“How your average leaf transfers energy from one molecular system to another is nothing short of a miracle. Quantum coherence is key to the efficiency, with the system sampling all the energy pathways all at once. And the way nanotechnology is heading, we could copy this with the right materials... .” This quote comes not from a grant proposal, but from Ian McEwan's latest novel Solar (Jonathan Cape, 2010), in which a young researcher at the fictional National Centre for Renewable Energy in the UK proposes to use quantum effects to improve the efficiency of photocatalytic water splitting, ushering in the vaunted hydrogen economy. As the 'McGuffin' for a tragicomedy set against the backdrop of energy research and global warming, it is an impressively well motivated idea.

McEwan is renowned for doing his scientific homework, and here he has evidently come across recent work1,2 demonstrating that quantum coherence is used to assist energy transfer in the antennae of the light-harvesting complex of photosystem II (PS II). This protein–pigment complex converts light absorption into electron flow, initiating the photoelectrochemical processes that split water and drive the synthesis of the energy-storage molecule adenosine triphosphate (ATP).

Quantum coherence refers here to the way that electronically excited quantum states of the pigment chromophores called excitons maintain a correlated phase relationship for long enough to assist transfer of the excitation energy towards the reaction centre, where an electron is ejected from chlorophyll. These quantum dynamics depend on the precise nanoscale arrangement of the pigment molecules.

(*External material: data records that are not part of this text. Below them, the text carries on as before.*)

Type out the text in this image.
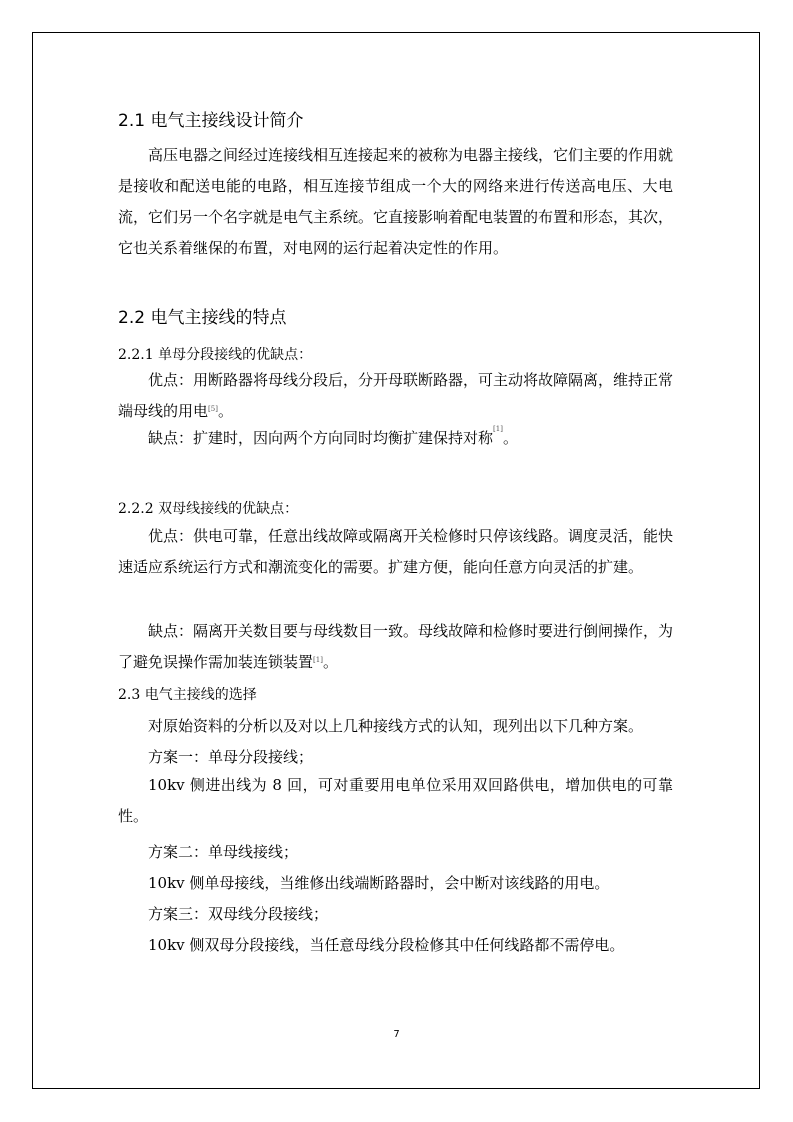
2.1 电气主接线设计简介
高压电器之间经过连接线相互连接起来的被称为电器主接线，它们主要的作用就是接收和配送电能的电路，相互连接节组成一个大的网络来进行传送高电压、大电流，它们另一个名字就是电气主系统。它直接影响着配电装置的布置和形态，其次，它也关系着继保的布置，对电网的运行起着决定性的作用。
2.2 电气主接线的特点
2.2.1 单母分段接线的优缺点：
优点：用断路器将母线分段后，分开母联断路器，可主动将故障隔离，维持正常端母线的用电[5]。
缺点：扩建时，因向两个方向同时均衡扩建保持对称[1]。
2.2.2 双母线接线的优缺点：
优点：供电可靠，任意出线故障或隔离开关检修时只停该线路。调度灵活，能快速适应系统运行方式和潮流变化的需要。扩建方便，能向任意方向灵活的扩建。
缺点：隔离开关数目要与母线数目一致。母线故障和检修时要进行倒闸操作，为了避免误操作需加装连锁装置[1]。
2.3 电气主接线的选择
对原始资料的分析以及对以上几种接线方式的认知，现列出以下几种方案。
方案一：单母分段接线；
10kv 侧进出线为 8 回，可对重要用电单位采用双回路供电，增加供电的可靠性。
方案二：单母线接线；
10kv 侧单母接线，当维修出线端断路器时，会中断对该线路的用电。
方案三：双母线分段接线；
10kv 侧双母分段接线，当任意母线分段检修其中任何线路都不需停电。
7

Quantum coherence is precisely what is sought in quantum computers, as it allows the creation of superposition states of quantum bits (qubits) that provide extra channels for storing and processing information, which are not available to classical devices. But in the technological prototypes produced so far, quantum coherence typically requires the physical carriers of qubits — electromagnetically trapped atoms or ions, for example — to be kept ultracold. Otherwise, interactions with the disorderly environment quickly destroy the coherence. Yet remarkably, in PS II coherence is maintained at room temperature for long enough to make the efficiency of the energy-transfer process almost perfect.

That, at least, is the assumption, for the earlier experiments were done only at cryogenic temperatures (77 K). But now Engel and co-workers have shown that at physiological temperatures (277 K), the coherence does indeed survive for at least 300 fs, which is long enough to be biologically relevant3. Meanwhile, Fleming et al. have shown that polarized electronic spectroscopy can be used to map out the excitation energies of each chromophore in the antenna array, determining the spatial, orientational and energetic factors that enable the quantum effect to operate so well4.

Can this trick really be enlisted for solar-energy generation? Energy conversion efficiency is certainly high on the agenda for photovoltaics — very recently, a new record efficiency was claimed for one class of thin-film cell using layered semiconductors5. And mimicking photosynthesis in artificial nanostructures has a strong pedigree in solar-cell technology6. McEwan won't be the first to spot the technological potential, but it's a fair bet he has more readers than Nature.